O conto acabou virando, sem muito esforço, um argumento. Toda a estruturação da história se transformou em visão do diretor, justificativa, contrapartidas. Escrever o roteiro do curta-metragem no qual “Reversível” se transformou foi quase uma evolução natural do trabalho que vinha fazendo, e não sabia nomear. Rapidamente, eu tinha um projeto escrito, pronto para submeter a editais.

O primeiro edital que tentei não deu certo. Fiquei na suplência, o que me faz acreditar que AINDA não deu certo. Mas no segundo edital que tentei, sem a menor esperança de que prosperasse, tudo deu certo. Não tinha esperanças porque era um edital do MINC, de abrangência nacional, uma concorrência com cineastas iniciantes de todo o Brasil. Mas estava lá no PDF com o resultado final: APROVADO.

“Reversível” foi chancelado pelo MINC, e nem preciso dizer a honra que é estrear com um trabalho que já vem com essa chancela. Agora estou pronto para gravar esse curta. E é justamente agora, depois de tanto trabalho, que o trabalho realmente começa.
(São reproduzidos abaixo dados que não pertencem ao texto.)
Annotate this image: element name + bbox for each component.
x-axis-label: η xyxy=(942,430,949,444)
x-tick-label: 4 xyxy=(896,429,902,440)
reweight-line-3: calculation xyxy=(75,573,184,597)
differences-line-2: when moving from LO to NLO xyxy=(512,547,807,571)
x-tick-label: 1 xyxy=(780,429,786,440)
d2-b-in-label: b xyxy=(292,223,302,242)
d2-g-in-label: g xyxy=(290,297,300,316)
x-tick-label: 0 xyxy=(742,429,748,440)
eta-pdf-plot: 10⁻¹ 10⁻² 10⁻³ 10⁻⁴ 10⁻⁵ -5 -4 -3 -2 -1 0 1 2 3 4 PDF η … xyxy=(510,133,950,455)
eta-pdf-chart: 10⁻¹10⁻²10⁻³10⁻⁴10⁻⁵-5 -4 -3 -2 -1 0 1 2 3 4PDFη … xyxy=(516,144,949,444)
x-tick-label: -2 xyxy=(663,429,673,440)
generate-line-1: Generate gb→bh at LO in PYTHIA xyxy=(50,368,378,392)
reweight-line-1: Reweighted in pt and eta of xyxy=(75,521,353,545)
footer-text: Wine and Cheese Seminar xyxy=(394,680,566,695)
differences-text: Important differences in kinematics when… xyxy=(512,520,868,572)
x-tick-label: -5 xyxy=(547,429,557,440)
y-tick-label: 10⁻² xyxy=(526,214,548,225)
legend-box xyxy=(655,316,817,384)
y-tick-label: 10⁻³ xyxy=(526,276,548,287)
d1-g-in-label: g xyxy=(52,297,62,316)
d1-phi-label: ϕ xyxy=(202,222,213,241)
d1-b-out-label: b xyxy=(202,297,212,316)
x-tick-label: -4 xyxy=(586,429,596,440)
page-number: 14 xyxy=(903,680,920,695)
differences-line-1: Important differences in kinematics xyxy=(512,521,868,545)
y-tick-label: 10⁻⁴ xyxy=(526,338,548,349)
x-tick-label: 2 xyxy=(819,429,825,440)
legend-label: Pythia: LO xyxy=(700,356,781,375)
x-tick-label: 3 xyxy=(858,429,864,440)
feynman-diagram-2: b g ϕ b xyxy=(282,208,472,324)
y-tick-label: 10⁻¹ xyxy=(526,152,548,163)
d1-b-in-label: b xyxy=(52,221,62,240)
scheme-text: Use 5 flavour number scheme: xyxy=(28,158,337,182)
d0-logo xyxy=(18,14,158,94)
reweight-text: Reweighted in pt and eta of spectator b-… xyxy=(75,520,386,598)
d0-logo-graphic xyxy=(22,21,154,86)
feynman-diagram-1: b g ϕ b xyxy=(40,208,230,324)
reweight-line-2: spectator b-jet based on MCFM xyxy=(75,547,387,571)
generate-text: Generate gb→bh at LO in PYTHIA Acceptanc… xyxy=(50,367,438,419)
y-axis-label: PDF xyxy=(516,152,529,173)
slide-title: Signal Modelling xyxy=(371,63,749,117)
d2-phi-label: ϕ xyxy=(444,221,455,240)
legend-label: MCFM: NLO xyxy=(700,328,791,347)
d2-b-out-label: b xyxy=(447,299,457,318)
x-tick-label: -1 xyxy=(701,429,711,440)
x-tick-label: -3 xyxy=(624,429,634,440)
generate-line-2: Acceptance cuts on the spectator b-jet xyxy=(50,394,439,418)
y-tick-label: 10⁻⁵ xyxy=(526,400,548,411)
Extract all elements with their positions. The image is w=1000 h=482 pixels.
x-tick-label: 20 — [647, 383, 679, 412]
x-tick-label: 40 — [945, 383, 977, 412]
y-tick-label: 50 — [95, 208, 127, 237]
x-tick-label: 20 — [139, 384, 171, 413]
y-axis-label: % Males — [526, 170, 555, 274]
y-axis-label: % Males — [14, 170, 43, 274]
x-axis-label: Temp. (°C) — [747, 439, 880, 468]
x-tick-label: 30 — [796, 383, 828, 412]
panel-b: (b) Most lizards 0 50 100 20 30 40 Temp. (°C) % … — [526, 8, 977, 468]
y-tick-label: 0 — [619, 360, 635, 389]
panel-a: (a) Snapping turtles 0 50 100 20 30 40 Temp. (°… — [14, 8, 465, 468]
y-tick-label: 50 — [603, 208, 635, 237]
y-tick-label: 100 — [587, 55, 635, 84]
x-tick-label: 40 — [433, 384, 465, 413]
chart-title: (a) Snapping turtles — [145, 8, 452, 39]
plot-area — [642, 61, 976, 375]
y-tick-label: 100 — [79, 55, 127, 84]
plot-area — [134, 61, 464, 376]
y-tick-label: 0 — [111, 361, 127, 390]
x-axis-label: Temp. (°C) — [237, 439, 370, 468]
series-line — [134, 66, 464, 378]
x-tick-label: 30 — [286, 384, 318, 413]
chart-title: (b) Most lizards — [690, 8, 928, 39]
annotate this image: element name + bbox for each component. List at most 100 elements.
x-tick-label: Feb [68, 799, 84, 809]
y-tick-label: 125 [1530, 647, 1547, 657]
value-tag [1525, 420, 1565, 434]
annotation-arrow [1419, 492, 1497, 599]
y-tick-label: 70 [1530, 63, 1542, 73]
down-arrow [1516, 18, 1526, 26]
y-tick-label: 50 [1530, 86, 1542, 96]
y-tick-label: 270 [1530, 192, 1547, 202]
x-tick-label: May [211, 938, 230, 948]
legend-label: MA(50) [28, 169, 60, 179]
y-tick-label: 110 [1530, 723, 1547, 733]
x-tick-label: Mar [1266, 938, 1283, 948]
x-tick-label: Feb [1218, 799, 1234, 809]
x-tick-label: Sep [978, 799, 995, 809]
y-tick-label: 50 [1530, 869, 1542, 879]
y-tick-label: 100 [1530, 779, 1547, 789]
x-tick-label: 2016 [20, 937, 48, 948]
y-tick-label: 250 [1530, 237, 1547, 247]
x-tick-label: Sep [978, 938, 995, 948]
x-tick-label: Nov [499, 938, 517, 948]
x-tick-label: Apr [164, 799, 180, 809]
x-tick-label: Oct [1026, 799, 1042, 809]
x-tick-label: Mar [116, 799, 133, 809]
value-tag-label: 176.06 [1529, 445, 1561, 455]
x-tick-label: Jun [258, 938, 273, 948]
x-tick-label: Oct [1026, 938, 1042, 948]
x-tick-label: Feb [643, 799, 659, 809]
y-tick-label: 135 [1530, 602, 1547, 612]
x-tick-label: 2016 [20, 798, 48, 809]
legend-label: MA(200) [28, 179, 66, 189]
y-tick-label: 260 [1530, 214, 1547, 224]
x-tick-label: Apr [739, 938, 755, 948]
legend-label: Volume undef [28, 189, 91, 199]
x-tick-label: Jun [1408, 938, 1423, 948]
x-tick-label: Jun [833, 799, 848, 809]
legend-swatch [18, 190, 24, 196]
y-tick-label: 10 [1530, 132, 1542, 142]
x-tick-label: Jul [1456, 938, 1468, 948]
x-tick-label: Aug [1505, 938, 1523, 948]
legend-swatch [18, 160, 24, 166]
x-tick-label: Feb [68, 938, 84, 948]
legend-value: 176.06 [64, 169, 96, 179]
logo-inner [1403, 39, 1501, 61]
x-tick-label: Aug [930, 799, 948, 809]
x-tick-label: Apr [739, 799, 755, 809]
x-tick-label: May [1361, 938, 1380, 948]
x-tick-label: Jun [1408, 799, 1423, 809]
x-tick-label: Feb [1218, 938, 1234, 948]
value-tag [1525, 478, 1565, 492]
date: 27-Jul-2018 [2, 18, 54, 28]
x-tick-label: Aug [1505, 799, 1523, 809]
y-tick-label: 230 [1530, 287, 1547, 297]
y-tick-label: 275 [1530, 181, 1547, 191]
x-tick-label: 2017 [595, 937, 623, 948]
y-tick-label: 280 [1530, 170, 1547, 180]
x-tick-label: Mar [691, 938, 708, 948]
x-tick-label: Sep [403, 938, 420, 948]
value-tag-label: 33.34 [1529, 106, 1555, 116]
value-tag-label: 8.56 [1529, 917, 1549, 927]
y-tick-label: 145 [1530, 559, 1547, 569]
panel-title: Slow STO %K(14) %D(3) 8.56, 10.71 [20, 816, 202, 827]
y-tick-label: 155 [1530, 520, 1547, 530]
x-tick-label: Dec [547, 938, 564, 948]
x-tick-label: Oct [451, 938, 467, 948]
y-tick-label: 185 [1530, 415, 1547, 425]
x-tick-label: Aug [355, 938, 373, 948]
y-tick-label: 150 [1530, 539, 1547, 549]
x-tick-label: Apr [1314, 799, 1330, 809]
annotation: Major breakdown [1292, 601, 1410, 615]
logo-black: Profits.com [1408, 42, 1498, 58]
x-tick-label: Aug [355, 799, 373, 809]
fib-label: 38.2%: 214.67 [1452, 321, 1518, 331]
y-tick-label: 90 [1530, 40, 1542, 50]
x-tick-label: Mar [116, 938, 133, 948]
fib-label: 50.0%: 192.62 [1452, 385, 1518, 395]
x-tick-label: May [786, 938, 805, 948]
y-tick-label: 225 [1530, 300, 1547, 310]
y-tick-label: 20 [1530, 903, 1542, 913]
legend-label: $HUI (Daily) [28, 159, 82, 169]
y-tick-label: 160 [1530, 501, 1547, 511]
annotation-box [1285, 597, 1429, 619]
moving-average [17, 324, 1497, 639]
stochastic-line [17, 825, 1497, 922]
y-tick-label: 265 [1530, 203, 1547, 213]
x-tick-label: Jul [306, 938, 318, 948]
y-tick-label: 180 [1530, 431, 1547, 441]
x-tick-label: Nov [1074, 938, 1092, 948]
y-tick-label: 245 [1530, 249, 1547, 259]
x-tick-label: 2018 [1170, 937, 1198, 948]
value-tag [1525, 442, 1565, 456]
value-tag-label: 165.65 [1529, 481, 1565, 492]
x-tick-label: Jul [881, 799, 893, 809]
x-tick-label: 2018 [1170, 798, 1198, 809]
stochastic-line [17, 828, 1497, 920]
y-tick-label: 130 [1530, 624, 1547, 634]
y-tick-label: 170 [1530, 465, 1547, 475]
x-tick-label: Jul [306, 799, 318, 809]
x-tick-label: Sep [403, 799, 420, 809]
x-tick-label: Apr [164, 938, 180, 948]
“Diário de um cineasta iniciante” é uma série de textos em que conto o processo de produção do meu primeiro curta-metragem. Desde as reuniões de pré-produção até o lançamento. Depois de tantas serendipidades em torno desse projeto, só posso afirmar uma coisa: desisti muitas vezes dessa história, mas ela nunca desistiu de mim. Vai entender.

Categorias: Diário de cineasta, Textão

2 comentários em “Diário de um cineasta iniciante — Prólogo: “Eu desisto””

  1. Sandra Karila

    Eu também não desistiria de você, meu amigo. Que história mais teimosa e sortuda…
    Te admiro, te respeito, te quero muito bem. Feliz demais por você. Grande beijo.